Links: The Celestial Toymaker. The Doctor recalls Magnus Greel and the (unnamed) Peking Homonculus (The Talons of Weng-Chiang), Brighton (The Leisure Hive). Peri finds a five pound note in a sporran in the TARDIS wardrobe, which the Doctor says is likely Jamie's ("he was always so careful with his cash") and a man he knew who was always hitting things "... in Paris" - likely Duggan (City of Death) Aside from the obvious origin, the Doctor's allusion to Romulus and Remus may be an allusion for Peri's benefit to The Twin Dilemma.

Location: Blackpool Pleasure Beach, 1986

Untelevised Adventures: It is implied that the Toymaker played a role in the downfall of Imperial China - the Doctor says he was there too. The Doctor made a copy of a Han-Sen tapestry during the Opium wars, based on a rather dirty original. The Doctor leaves the Toymaker "somewhere safe" and returns the Mechanic and SB5496 oblique 74 to their own times and places before the start of the next story.

The Bottom Line: "You're going to have fun if it kills you!"

A good start. And considering the familiarity of the material, still a good listen, helped immeasurably by the inspired casting of david baillie as the villain hitherto dubbed The Mandarin in previous versions of this story. As an adaptation there's little that strays from the path twice-now trod, but in this instance the path most trod is the one most anticipated, and there's nowt wrong with that.


While licensed novels such a Divided Loyalties appear to have carved their own version of the Celestial Toymaker's origins (one of the Guardians, apparently), Big Finish's audio stories have added to another version, remaining surprisingly consistent across two stories and one Companion Chronicle. In The Nightmare Fair the Doctor describes him as old "beyond imagining", and in The Magic Mousetrap he is described as "a spirit of mischief from the infancy of the Universe"; by the Eighth Doctor/Charley Pollard Companion Chronicle the Toymaker is simply "a bored immortal", each description agreeing that the Toymaker is very old indeed, a creature supernatural in lifespan, even by a Time Lord's standards, and (as related in The Nightmare Fair) resistant to the touch of time. This would appear to explain the Time Lords' curiosity regarding the Toymaker, and their disastrous attempt to study him as related by the Sixth Doctor.

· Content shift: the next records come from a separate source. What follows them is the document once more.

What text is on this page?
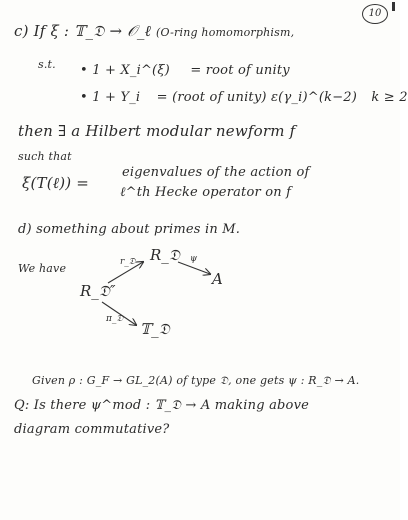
10
c) If ξ : 𝕋_𝔇 → 𝒪_ℓ (O-ring homomorphism,
s.t. • 1 + X_i^(ξ) = root of unity
• 1 + Y_i = (root of unity) ε(γ_i)^(k−2) k ≥ 2
then ∃ a Hilbert modular newform f
such that
ξ(T(ℓ)) =
eigenvalues of the action of
ℓ^th Hecke operator on f
d) something about primes in M.
We have
R_𝔇
A
R_𝔇″
𝕋_𝔇
r_𝔇	ψ
π_𝔇
Given ρ : G_F → GL_2(A) of type 𝔇, one gets ψ : R_𝔇 → A.
Q: Is there ψ^mod : 𝕋_𝔇 → A making above
diagram commutative?
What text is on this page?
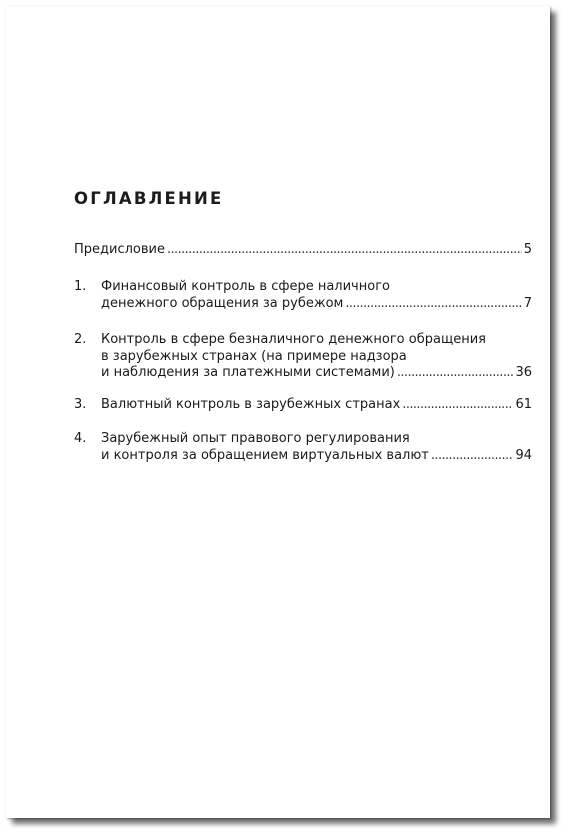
ОГЛАВЛЕНИЕ
Предисловие .....	5
1. Финансовый контроль в сфере наличного
денежного обращения за рубежом .....	7
2. Контроль в сфере безналичного денежного обращения
в зарубежных странах (на примере надзора
и наблюдения за платежными системами) .....	36
3. Валютный контроль в зарубежных странах .....	61
4. Зарубежный опыт правового регулирования
и контроля за обращением виртуальных валют .....	94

As a remnant of his original home, the Toymaker's realm, the Celestial Toyroom, is an integral part of his existence. It is a sliver of reality, described in The Magic Mousetrap as a place the Toymaker can occasionally step out of (usually to collect his opponents and slaves) but never fully leave, governed as he is by 'the rules set down for him in the childhood of the Universe'. In Solitaire the Toymaker declares that he has made every one of his toys in the 'shop' he occupies (which would agree with Nightmare Fair's contention that the Toymaker's creations are the stuff of his original universe, although perhaps the ones he is referring to are the transformed puppets and dummies of his previous combatants?) As indicated in Solitaire, outside the Room is a void, and the windows of the Toymaker's shop repair themselves.

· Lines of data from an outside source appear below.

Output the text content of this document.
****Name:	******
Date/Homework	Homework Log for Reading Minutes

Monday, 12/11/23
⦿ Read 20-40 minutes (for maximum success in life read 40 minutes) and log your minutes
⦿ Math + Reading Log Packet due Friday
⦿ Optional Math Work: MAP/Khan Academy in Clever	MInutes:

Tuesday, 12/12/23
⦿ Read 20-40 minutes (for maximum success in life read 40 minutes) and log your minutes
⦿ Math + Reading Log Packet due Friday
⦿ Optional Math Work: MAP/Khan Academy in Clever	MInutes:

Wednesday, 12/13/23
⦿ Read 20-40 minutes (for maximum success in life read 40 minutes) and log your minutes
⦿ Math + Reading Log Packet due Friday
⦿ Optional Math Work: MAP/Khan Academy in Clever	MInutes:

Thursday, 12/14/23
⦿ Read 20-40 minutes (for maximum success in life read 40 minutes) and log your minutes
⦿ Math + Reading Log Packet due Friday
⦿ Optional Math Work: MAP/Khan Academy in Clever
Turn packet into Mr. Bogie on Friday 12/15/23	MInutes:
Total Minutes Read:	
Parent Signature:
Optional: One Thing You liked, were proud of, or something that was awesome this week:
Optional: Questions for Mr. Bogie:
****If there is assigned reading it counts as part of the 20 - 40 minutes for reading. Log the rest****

The other integral and constant element of the Toymaker is his seeming addiction to the ritual of game play. In The Nightmare Fair it could be inferred that merely playing games was not intrinsic to the Toymaker's identity, and that his first encounters with intelligent species were more godlike, he being both a creator and destroyer of worlds (although arguably his role as 'creator' may be more accurately defined as 'nurturer', given his seeming inability to create matter outside his Toyroom.) It seems to have been a role the Toiymaker found ultimately unrewarding, and his eventual interest in humans and other beings would be as their tormentor, an opponent in game n which he might be ensnared, but cannot truly lose through death. In Solitaire he declares that "life is a game... death is the ultimate defeat" and "I cannot die... do you know what would happen to me? Nothing. Nothing at all. A brief interlude of silence and then - I return. Different, perhaps; a new face, voice, personality; it all depends on how bored I am of this. The essence remains. I remain as if I always have... what would be the fun in anything else?"